A remark made more than once at the so-called groundbreaking ceremony for the Houbolt Road bridge is that the fastest part of the project is building it.
It’s moving along fast enough that three of seven bridge piers were already built before the “groundbreaking” on Tuesday.
A lot of groundbreakings and ribbon-cuttings have been postponed, called off, or conducted quietly during the COVID-19 pandemic because of restrictions on social gathering.
The ribbon-cutting for the reopening of Chicago Street downtown was marked by a small group of city officials and community leaders without even notice to the media despite it being what Mayor Bob O’Dekirk termed in a news release a “momentous” event.

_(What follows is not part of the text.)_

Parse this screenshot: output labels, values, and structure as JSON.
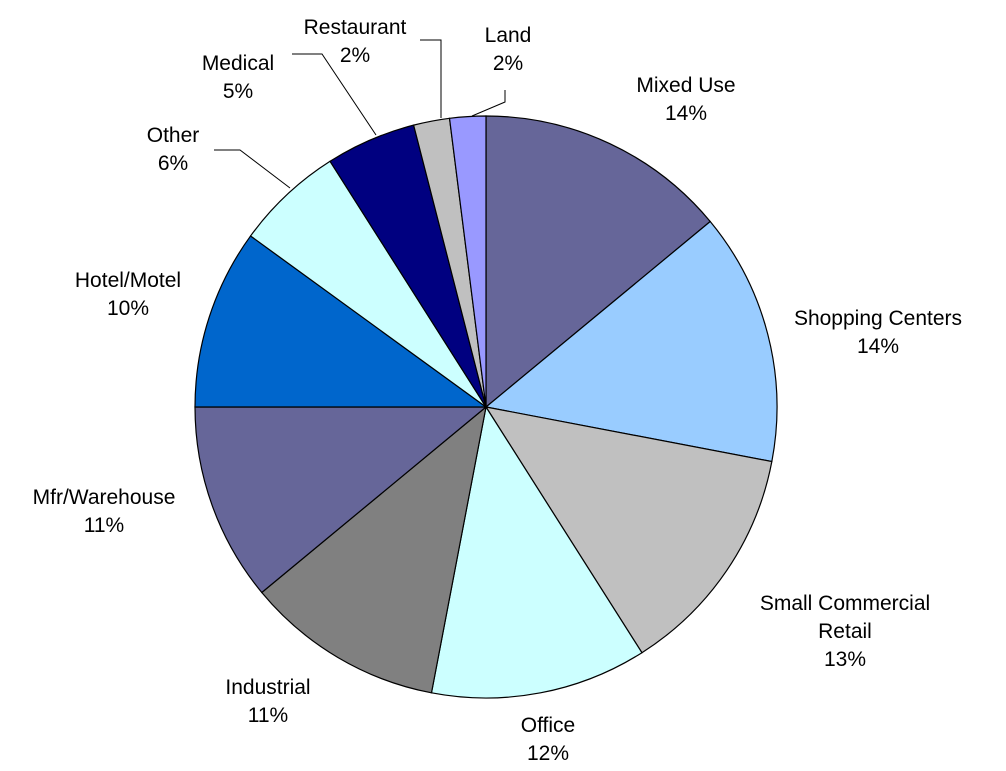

Reopening Chicago Street had been on the city to-do lists long before truck traffic became a problem in search of a Houbolt Road bridge.
The impact of both projects remains to be seen.
The Houbolt Road bridge promises to ease truck traffic on Route 53, Laraway Road and other local roads by giving truckers a direct route to Interstate 80 from the intermodal yards in Joliet and Elwood that are part of the CenterPoint Intermodal Center.
But it’s a toll bridge. Will truckers use it? Or will enough use it to make much of a difference?
It’s about a $200 million question based on the estimated costs of the project.
No one can say for sure.
But some homework was done before starting construction, said CenterPoint Chief Development Officer Michael Murphy.
CenterPoint conducted a survey among all tenants in the CenterPoint Intermodal Center based on the estimated trade-off between paying a toll and saving time to get on the interstate.
“Generally, it was very favorable,” Murphy said.
The bridge tolls probably will be announced in late 2022, he said. But they will be in line with tolls set by the Illinois Toll Highway Authority.
“You will be saving time and, in our mind, saving money,” Murphy said, adding that he and others are mindful not to set the toll so high as to deter truckers.
Back to Chicago Street, where reopening a one block section of the main street downtown was designed to bring more motorists from Interstate 80 into the heart of downtown so they can stop, visit and spend money.
Truckers, by the way, are detoured away from the reopened section Chicago Street.
It’s too early to say whether reopening Chicago Street will be key to a downtown revival.
And it’s too late to do a belated ribbon-cutting.
But unless the Delta strain of COVID-19 has us all running back into our houses, the city may want to consider a Chicago Street Fest to draw attention to the new and improved entryway downtown.